The Brogden Street property - home to the Roxy Cinema and the Laurel and Hardy Museum - has been up for sale for £195,000 with agents Corrie and Co.

The agency told the Gazette the 1930s building had been sold subject to contract, and the buyer's details would remain confidential as the sale was not yet completed.

The Gazette has tried unsuccessfully to contact the owner, David Armer.

With uncertainty surrounding the building's future, the charity that runs the town's Coronation Hall, indoor market hall and street market has made a bid to have the Roxy listed as an asset of community value.

Beth Kennedy, director of Ulverston Community Enterprises, said she hoped to have a decision soon from South Lakeland District Council.

If a building is listed as a community asset, community groups are given chance to raise money and make a bid to buy it.

In a statement released before the offer on the Roxy was accepted this week, the charity said: "UCE recognises the Roxy Cinema and Laurel and Hardy Museum as having a unique role and value for Ulverston’s communities.

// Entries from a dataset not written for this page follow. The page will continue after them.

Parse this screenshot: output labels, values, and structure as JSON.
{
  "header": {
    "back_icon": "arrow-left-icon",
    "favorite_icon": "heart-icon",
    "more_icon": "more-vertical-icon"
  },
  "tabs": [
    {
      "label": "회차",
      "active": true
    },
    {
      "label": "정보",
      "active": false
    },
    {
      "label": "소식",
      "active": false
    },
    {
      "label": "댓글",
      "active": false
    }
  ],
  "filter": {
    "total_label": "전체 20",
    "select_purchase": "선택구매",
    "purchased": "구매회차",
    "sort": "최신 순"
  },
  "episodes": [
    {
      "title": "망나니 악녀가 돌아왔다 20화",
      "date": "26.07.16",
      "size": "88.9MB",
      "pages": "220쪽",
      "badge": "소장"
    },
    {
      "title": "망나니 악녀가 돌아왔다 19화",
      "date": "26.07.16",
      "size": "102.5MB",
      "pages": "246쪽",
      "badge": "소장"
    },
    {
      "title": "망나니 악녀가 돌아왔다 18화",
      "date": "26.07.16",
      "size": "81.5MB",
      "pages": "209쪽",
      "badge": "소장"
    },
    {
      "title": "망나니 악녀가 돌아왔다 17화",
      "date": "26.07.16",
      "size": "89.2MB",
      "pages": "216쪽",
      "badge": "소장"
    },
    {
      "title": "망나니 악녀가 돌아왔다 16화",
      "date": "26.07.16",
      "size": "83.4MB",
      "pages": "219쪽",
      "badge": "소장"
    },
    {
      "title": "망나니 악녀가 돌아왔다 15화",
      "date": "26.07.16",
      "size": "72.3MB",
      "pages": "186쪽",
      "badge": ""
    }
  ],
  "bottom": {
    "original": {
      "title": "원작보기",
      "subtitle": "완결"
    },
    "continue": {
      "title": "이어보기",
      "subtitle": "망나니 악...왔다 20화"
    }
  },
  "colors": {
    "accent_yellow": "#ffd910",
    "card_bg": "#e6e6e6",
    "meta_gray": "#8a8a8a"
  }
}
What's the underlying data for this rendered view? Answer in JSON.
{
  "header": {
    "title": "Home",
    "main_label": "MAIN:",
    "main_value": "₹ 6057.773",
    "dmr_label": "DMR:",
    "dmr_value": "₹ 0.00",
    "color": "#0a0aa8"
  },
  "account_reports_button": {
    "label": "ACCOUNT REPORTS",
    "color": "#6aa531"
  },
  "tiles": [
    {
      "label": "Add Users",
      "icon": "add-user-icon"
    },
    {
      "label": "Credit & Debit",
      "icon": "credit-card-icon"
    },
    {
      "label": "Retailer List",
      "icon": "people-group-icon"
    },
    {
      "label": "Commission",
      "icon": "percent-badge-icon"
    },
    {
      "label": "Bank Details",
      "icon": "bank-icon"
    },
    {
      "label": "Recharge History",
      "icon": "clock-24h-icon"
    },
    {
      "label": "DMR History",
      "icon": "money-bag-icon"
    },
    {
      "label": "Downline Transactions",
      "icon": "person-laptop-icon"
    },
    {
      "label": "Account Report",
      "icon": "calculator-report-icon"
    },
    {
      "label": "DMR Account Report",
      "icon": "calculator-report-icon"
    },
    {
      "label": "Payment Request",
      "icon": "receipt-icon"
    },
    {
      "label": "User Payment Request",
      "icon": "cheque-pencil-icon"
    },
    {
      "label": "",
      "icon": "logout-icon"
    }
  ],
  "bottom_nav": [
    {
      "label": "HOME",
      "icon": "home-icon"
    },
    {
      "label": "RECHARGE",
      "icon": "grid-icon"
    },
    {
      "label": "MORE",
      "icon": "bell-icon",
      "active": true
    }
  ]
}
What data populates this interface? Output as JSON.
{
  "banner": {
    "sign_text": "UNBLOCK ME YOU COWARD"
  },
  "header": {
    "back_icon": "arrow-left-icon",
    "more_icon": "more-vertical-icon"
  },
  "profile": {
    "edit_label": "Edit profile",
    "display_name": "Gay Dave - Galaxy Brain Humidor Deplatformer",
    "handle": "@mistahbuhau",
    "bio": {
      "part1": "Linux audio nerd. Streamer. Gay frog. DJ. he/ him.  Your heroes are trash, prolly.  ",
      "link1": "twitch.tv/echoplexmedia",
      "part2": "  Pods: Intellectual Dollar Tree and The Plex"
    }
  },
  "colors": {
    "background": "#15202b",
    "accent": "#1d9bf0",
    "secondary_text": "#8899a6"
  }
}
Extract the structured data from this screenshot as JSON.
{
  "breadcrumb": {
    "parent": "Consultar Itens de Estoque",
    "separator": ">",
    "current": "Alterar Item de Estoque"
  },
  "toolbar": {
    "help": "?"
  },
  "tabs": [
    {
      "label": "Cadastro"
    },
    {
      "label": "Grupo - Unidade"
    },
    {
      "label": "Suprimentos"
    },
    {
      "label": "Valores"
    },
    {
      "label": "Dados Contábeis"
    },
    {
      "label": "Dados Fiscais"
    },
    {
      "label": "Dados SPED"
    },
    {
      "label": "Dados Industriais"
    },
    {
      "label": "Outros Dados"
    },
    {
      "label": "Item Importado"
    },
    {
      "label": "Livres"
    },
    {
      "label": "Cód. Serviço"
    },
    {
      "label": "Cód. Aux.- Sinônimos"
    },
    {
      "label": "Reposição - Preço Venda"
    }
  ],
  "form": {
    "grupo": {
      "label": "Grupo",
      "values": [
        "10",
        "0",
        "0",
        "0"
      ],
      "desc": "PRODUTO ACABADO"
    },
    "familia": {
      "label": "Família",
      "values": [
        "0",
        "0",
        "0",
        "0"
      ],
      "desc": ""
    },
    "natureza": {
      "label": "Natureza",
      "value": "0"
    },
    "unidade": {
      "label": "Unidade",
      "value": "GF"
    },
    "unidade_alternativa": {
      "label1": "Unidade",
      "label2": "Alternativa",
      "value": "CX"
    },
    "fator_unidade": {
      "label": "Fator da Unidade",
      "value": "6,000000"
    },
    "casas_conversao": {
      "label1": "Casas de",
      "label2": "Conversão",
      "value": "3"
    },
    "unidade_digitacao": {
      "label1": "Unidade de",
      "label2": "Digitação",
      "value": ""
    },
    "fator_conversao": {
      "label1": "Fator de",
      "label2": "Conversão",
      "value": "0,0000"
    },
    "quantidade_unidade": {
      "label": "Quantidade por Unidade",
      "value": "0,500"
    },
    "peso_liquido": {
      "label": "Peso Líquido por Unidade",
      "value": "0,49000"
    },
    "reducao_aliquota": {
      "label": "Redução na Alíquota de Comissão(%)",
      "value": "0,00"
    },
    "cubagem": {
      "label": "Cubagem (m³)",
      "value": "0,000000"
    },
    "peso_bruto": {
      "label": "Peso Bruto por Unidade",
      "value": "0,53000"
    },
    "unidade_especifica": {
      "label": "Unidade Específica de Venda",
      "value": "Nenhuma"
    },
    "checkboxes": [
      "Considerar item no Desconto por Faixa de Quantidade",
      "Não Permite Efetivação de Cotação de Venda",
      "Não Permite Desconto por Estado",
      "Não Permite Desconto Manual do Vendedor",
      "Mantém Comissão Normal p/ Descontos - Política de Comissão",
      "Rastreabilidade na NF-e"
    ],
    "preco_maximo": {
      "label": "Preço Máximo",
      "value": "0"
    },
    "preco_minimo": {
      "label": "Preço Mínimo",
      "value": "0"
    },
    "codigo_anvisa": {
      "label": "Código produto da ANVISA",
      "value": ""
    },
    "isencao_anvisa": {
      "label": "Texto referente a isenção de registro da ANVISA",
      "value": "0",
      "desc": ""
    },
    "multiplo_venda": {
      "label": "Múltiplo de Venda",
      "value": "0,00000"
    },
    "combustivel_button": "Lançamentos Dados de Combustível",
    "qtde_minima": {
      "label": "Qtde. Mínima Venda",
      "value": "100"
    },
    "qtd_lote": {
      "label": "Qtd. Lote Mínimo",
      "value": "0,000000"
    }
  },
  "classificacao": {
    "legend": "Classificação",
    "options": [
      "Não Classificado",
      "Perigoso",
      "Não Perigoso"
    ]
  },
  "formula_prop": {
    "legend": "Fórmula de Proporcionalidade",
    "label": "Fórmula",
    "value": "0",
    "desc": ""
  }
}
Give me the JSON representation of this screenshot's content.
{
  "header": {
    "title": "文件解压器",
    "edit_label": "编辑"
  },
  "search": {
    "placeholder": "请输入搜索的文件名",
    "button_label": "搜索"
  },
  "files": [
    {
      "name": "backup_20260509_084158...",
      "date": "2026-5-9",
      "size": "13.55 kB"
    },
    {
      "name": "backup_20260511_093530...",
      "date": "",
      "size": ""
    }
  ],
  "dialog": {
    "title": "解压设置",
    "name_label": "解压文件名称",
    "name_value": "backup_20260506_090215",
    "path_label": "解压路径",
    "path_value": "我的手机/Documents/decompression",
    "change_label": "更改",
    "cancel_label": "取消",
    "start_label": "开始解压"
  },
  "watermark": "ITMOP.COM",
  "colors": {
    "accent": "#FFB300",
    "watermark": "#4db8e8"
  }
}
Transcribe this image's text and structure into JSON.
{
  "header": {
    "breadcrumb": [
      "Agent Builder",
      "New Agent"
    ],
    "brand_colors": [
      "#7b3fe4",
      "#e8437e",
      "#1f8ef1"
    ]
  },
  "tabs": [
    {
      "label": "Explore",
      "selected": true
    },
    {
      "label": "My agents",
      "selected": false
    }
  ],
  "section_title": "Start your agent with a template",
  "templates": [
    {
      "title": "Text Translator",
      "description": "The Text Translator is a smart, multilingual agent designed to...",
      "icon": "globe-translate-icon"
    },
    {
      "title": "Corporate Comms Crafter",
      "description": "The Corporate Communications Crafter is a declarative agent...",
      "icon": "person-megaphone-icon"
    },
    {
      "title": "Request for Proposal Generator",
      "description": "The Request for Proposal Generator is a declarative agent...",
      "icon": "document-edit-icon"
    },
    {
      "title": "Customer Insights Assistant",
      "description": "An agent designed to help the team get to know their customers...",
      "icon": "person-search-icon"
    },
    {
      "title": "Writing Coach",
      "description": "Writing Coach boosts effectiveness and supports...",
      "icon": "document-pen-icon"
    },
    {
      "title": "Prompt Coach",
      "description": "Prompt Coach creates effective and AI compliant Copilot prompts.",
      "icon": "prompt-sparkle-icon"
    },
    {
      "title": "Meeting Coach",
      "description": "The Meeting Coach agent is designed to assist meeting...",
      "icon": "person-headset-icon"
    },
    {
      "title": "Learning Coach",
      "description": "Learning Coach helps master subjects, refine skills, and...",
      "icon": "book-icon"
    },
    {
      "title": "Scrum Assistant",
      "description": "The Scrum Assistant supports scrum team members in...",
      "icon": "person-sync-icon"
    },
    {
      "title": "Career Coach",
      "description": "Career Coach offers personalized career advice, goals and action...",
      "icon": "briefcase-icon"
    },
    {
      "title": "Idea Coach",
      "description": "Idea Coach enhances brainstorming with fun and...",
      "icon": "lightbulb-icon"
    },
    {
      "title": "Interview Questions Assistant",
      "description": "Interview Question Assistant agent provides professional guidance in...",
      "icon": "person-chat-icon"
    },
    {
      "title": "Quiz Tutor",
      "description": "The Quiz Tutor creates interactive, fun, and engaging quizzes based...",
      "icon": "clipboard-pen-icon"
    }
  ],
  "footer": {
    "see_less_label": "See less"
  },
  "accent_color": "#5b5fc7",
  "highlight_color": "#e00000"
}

"As the building they are housed in is now for sale, we have submitted a nomination to SLDC for it to be registered as an asset of community value and we are investigating possible options for ensuring the continuation of these much-loved businesses that contribute so much to the life of the town."

Mark Greenhow, owner of the Laurel and Hardy Museum, said he did not know who the buyer was.

He said the property had been put on the market "a couple of years ago" and he believed the price had been dropped recently, causing "renewed interest" from potential purchasers.

"We love being in this building," he said. "It’s the perfect building for us, a 1930s cinema of the era of Laurel and Hardy."

Fellow tenant Charles Morris, owner of Northern Morris Cinemas, which includes the 1937-built Roxy, has himself had two offers on the property turned down in the past.

"It’s a traditional cinema that’s been part of Ulverston's heritage these 80 years," he said. "There’s a lot of fondness for the building."